When you purchase a vehicle with a loan, a bank or other financial institution pays for most or all of the vehicle up-front, and you agree to pay back the money over time. The amount of money you borrow from the bank is referred to as the "principal." The amount of money you contribute up-front is referred to as the "down payment" and usually varies from 10% to 20% of the purchase price of the vehicle. You can often purchase a new car without a down payment (if you qualify); used vehicles generally require a 20% or more down payment.

The payback period for a loan is typically up to five years, although some newer vehicles are being sold with longer-term loans. The financial institution will charge you "interest" for your use of their money. Interest rates vary depending on a number of factors such as your credit rating and where you live. Currently, new car loan rates are around 6.5%, with used car rates about the same. Manufacturers frequently offer lower loan rates as a purchasing incentive, but sometimes these are attached to conditions that may not work for you, or are only offered to buyers with exceptionally good credit. Make sure you ask enough questions to make yourself comfortable when investigating various loan options.

Key features of loans

The primary features of loans are summarized below.

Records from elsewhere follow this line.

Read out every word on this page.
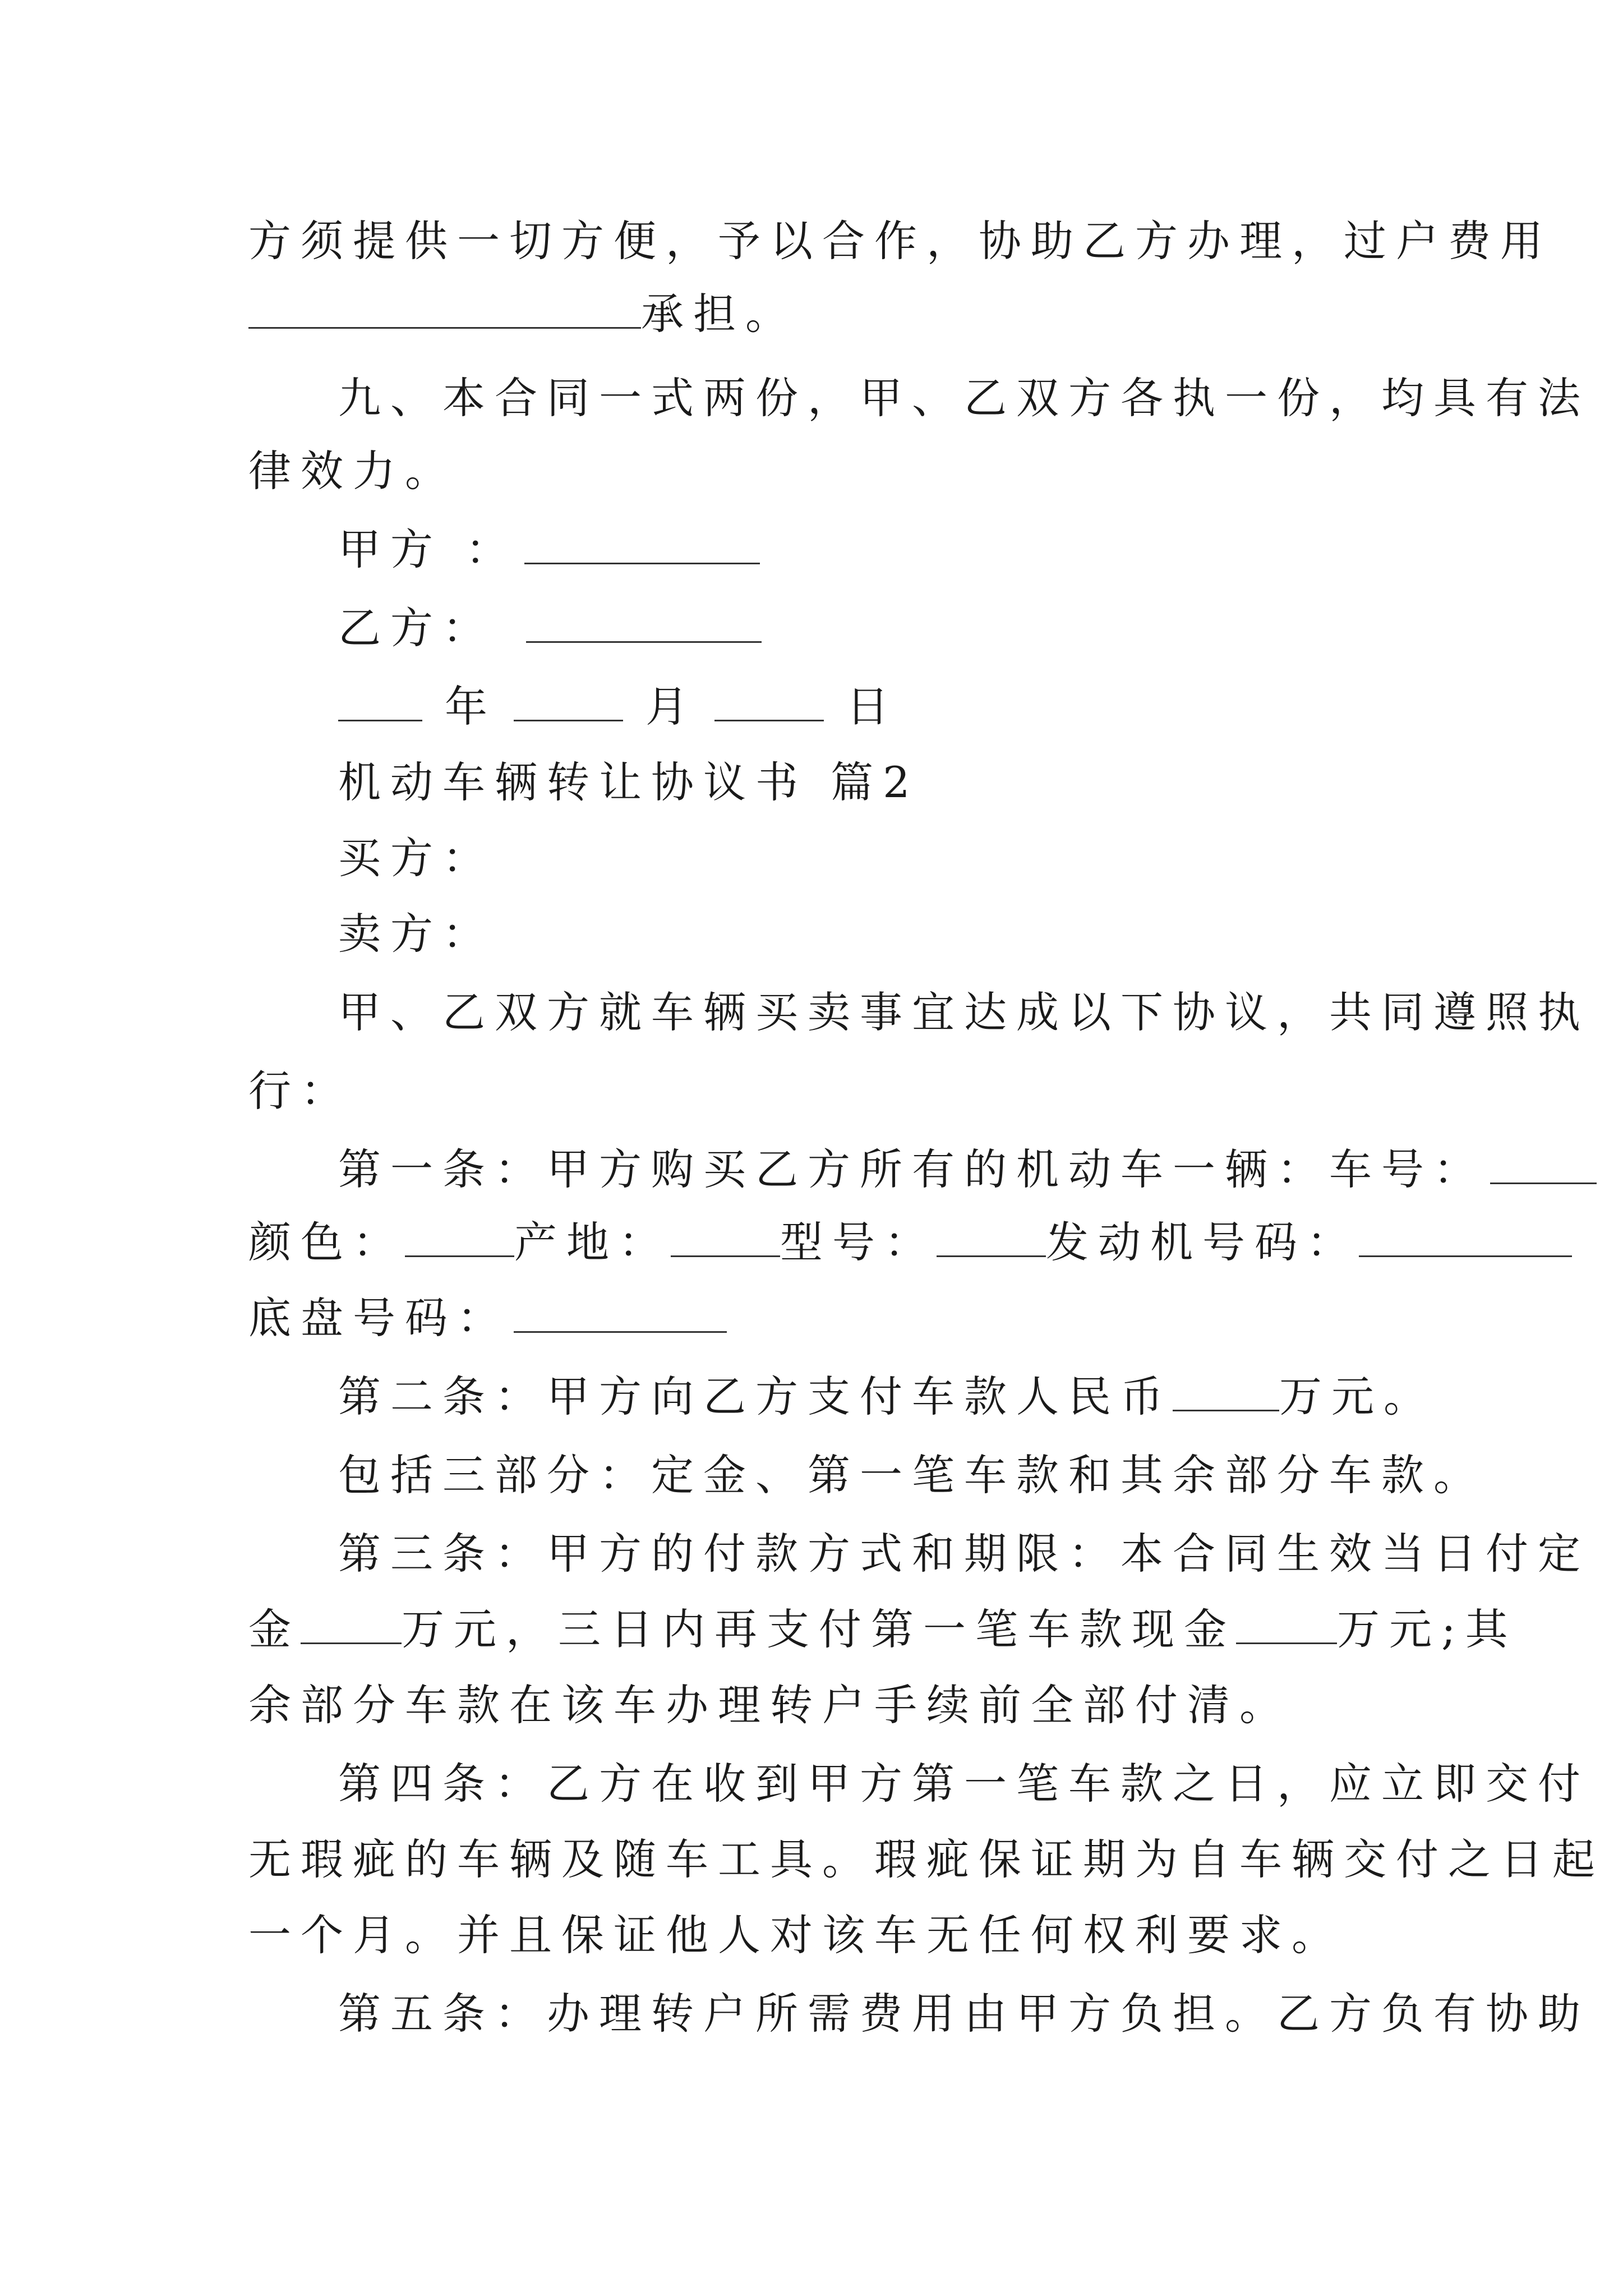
方须提供一切方便，予以合作，协助乙方办理，过户费用
承担。
九、本合同一式两份，甲、乙双方各执一份，均具有法
律效力。
甲方 ：
乙方：
年	月	日
机动车辆转让协议书 篇2
买方：
卖方：
甲、乙双方就车辆买卖事宜达成以下协议，共同遵照执
行：
第一条：甲方购买乙方所有的机动车一辆：车号：
颜色：	产地：	型号：	发动机号码：
底盘号码：
第二条：甲方向乙方支付车款人民币	万元。
包括三部分：定金、第一笔车款和其余部分车款。
第三条：甲方的付款方式和期限：本合同生效当日付定
金 万元，三日内再支付第一笔车款现金 万元;其
余部分车款在该车办理转户手续前全部付清。
第四条：乙方在收到甲方第一笔车款之日，应立即交付
无瑕疵的车辆及随车工具。瑕疵保证期为自车辆交付之日起
一个月。并且保证他人对该车无任何权利要求。
第五条：办理转户所需费用由甲方负担。乙方负有协助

  • You have ownership and equity in the vehicle. Your monthly payments are working to purchase that car and it's yours to sell or keep as long as you wish.
  • Gives you control over your vehicle. You can modify the vehicle, add special features or alter it. (Note that modifications may void your warranty, so check first.)
  • Monthly payments are generally higher than with a lease.
  • Usually involves a down payment, either a trade-in or cash.
  • Maintenance is up to you. Always maintain your factory warranty and service your cars, but you're not on a strict schedule with penalties as with a lease.
  • No mileage limits.
  • At the completion of the finance period, you own the vehicle free and clear.
  • Because a typical manufacturer's warranty is shorter than your financing term, your maintenance costs may run higher than with a typical short-term lease.